Тимур вытащил ствол, быстро оглядел его – и ловко передернул затвор.
С оружием он явно на «ты».
Тимур выглядел пугающе. Кровь из разбитой губы залила свитер – и белые ножницы стали бардовыми…
Взгляд сосредоточенный – и очень жесткий. Стальной.
Тимур посмотрел на Костю так, словно готов был застрелить его за то, что тот еще не выбрался из машины.
– ШЕВЕЛИСЬ! – рявкнул он. – Вылезай! НУ!
Костя полез. С таким Тимуром спорить совершенно не хотелось.
Все вокруг кружилось и переворачивалось, он дважды делал перерыв. Его чуть не вырвало.
Сзади грохнул выстрел.
Наконец Костя кое-как выполз и разогнул вопящий позвоночник. Поморщился.
Чтобы не упасть, оперся о раскрытую дверь.
Кровь стекала с разбитого затылка, с губ, из носа – заливала асфальт. Костя завороженно смотрел на капли – а затем собрал всю жидкость, что была во рту, – и сплюнул.
Послышался новый выстрел, а затем еще и еще – уже без пауз. Костя поднял голову.
К ним неторопливо шел тот мужик, который до этого держал полицейского за шею. Его щеки и подбородок покрылись красными пупырышками, глядел он зло, исподлобья.
Пули останавливались в двадцати сантиметрах перед ним – и сплюснутыми блинчиками соскальзывали на дорогу. Словно впереди мужика высилась невидимая бетонная стена…
– Что за… – прошептал Костя.
Он зажмурил – а затем широко раскрыл глаза.
Ему мерещится – или это в самом деле происходит?
– Беги, черт тебя дери! – закричал Тимур из машины. – Ну же! Костя! Беги!
– Нападение на полицейского, – зашипела рация, Рихтер пришла в себя. – Шпильфлехе Зильбербурганлаге! Нападение на полицейского…
Машину сдавило так, будто сверху ее прижал гидравлический пресс. Костя оторопело отошел, поражаясь тому, как под таинственной силой гнулись железные рамы и отлетали шины.
Потрескавшееся лобовое стекло лопнуло, полицейская закричала.
Тимур лежал на крыше – и продолжал стрелять. Пули все так же убивались о незримую преграду.
И тут Костя заметил, что за первым мужчиной неуклюже плетется второй – тот самый прикованный наручниками седой, из отеля. Томас Зезё, или как там его…
Но теперь он выглядел иначе…
Его левый глаз уплыл вверх по черепу, нос изогнулся вкось, а все лицо стало ассиметричным и уродливым.
Томас смотрел себе под ноги. В одной руке он держал моток проволоки, а другой – неистово чесал плечо.
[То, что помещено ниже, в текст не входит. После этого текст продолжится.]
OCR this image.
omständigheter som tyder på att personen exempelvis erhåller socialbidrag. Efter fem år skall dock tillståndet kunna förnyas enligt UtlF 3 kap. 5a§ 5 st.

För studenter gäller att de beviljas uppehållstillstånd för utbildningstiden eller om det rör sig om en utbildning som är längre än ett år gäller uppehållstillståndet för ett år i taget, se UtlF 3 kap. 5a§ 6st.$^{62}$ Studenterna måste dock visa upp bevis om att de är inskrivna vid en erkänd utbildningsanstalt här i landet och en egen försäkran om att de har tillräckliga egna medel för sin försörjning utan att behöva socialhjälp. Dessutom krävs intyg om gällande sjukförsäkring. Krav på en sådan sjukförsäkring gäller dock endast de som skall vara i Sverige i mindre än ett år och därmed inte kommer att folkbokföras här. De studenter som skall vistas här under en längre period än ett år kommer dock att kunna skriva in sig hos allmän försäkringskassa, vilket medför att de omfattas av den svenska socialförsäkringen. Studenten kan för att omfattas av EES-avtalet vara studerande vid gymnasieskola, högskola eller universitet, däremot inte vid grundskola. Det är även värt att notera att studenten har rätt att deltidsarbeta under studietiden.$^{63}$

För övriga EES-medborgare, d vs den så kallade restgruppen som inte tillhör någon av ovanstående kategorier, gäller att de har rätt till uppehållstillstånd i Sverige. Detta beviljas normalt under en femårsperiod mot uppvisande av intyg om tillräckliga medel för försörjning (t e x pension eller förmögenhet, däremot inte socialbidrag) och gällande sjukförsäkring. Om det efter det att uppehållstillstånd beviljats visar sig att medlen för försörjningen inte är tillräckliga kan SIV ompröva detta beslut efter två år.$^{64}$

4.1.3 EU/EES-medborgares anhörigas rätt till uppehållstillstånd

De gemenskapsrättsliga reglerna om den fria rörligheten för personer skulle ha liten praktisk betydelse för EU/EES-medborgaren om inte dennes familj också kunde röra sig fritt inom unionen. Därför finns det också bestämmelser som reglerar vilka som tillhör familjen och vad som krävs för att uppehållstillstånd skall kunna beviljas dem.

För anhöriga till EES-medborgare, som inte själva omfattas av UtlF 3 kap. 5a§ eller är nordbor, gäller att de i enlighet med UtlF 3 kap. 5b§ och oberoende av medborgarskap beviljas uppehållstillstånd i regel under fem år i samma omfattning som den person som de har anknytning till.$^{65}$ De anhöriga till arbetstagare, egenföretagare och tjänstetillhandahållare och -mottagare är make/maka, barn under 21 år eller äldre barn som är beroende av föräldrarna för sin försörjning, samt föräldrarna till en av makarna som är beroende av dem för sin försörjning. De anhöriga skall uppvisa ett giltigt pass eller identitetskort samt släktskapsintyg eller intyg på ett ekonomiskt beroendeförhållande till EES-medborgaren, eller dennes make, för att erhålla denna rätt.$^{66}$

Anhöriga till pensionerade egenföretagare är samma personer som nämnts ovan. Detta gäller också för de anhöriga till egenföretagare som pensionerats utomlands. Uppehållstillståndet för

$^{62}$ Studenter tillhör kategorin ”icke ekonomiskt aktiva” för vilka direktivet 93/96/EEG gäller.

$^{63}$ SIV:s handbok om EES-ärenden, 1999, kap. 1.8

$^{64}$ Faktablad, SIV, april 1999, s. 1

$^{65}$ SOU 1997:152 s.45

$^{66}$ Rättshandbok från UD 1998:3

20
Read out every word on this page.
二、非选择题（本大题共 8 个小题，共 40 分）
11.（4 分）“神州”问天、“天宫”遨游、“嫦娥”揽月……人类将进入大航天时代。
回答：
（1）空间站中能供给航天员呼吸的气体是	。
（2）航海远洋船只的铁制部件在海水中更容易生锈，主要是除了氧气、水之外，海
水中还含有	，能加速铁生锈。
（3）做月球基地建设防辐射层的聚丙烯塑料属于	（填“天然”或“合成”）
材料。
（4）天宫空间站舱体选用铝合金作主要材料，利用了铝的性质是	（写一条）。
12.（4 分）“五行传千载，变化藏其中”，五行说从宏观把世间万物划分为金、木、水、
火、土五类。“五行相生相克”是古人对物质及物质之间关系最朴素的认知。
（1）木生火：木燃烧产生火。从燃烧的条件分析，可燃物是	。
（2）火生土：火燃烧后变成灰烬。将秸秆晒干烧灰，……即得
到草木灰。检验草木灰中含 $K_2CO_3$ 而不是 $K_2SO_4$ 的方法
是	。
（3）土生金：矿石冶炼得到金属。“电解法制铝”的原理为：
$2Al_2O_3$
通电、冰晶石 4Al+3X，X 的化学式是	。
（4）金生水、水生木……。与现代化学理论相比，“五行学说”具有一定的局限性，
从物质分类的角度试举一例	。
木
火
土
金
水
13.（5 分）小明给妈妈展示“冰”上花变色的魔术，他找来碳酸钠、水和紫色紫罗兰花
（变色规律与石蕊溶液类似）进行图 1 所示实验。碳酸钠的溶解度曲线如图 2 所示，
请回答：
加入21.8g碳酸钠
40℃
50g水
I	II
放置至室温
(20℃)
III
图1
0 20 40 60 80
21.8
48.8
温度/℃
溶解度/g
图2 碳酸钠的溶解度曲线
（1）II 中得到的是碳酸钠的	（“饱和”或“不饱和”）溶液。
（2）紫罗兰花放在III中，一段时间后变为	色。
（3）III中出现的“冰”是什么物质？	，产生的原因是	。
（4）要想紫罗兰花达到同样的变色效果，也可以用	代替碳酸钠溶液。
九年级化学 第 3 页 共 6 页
Костю затрясло. Он уже где-то это видел…
Внутри пробудился животный, первобытный страх. Все поплыло.
Что-то скреблось в памяти.
Что-то страшное, ужасное.
Невыносимое.
На миг Костя наблюдал сразу две картинки: приплюснутую машину перед собой, всю в дымке, как во сне, – и очки, криво сидящие на носу.
Надо их поправить…
Голова! Голова!
С укором смотрели на него небольшие светло-серые глаза…
И кровь. Повсюду лужи и брызги крови…
Костя приложил руку ко рту – его чуть не вывернуло.
– БЕГИ!!!
И он – побежал. Не разбирая дороги, без оглядки.
Зрение сузилось – и в той точке, которую он теперь видел, просматривался лишь проход между редкими колоннами – прохожими немцами и немками.
Костя убегал – и не вполне это осознавал. Он был как дикий зверь, поддавшийся инстинкту самосохранения – и отчаянно спасавший свою жизнь.
Только ритм сердца – бух, бух, бух, – как двигатель, ревел внутри. Он подгонял.
Костя не смог бы остановиться, даже если бы захотел.
В какой-то момент сознание помутилось – и Косте стало казаться, что он сменил облик. Из слабого, привязанного к земле жалкого человека Костя превратился в свистящий неуязвимый ветер.
Словно он взобрался на трехтысячную вершину, прыгнул с нее – и теперь летит, куда хочет.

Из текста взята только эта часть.